My Ph.D. advisor Parviz Moin [Franklin P. and Caroline M. Johnson Professor of Mechanical Engineering at Stanford] instilled in me the need for rigorous science and maintaining high standards in the lab. And finally my postdoc advisor, Charlie Taylor [currently consulting professor of bioengineering at Stanford]. I think I got from him that it’s okay to have big ideas. He’s more of a high-risk, high-reward, kind of a guy, so I think I got some boldness from him in exploring new ideas. And finally, I’m inspired by the clinicians whom I work with on a daily basis, especially the surgeons who day after day, perform these surgeries on tiny infants. It’s just very impressive what they’re able to do.

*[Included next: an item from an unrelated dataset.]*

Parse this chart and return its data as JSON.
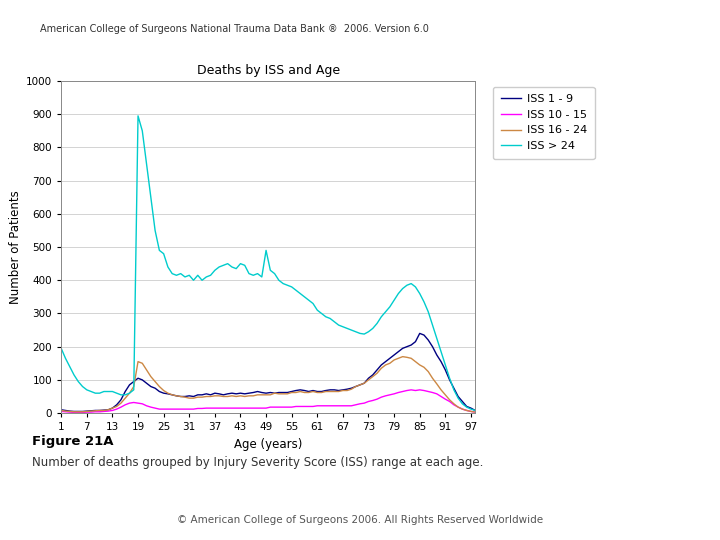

What excites you most about your work?

I think it’s the interdisciplinary aspect and the potential for having a fairly immediate impact in terms of translation. People talk about bench to bedside. We previously proposed a surgery that was actually done on patients in a pilot study at two centers. And so it’s very exciting to work on things that are close enough to the bedside that they actually have hope of being implemented in my lifetime. I also really enjoy the mentoring aspect of my job as a professor, guiding graduate students and postdocs through their career decisions and helping them get on a path for whatever it is they want to do next.

How do you hope that your work will help create a better future?

We’re hoping to develop improved surgical methods for cardiovascular disease patients, and we have projects both in pediatrics and adult cardiovascular disease. Ultimately, we’re hoping to improve outcomes for those patients and to bring some fundamental engineering principles and methods to bear on medical problems.

I think we’re used to the idea of doing engineering design for something like an airplane or an automobile, but we’re less used to that concept being applied to surgery. One of the powerful things that we have developed in engineering is these predictive computational models where you can run a simulation and pretty reliably predict the lift and drag generated by an airplane wing, for example. These same principles need to be applied to medicine so that we can take a more systematic, predictive approach to either personalizing the surgical methods that are being used, or exploring new methods in a more systematic way so we can more efficiently improve.

What are you thinking forward and what does it mean to you?

“Team science” and how things are being advanced today. In my role I often act as kind of a hub or a translator who brings different groups of people together. I might have medical doctors and biologists who are collaborators, and I might also have computational science or applied math type people working together. It’s important to bring everybody’s expertise together to advance medicine. The work we do is highly interdisciplinary.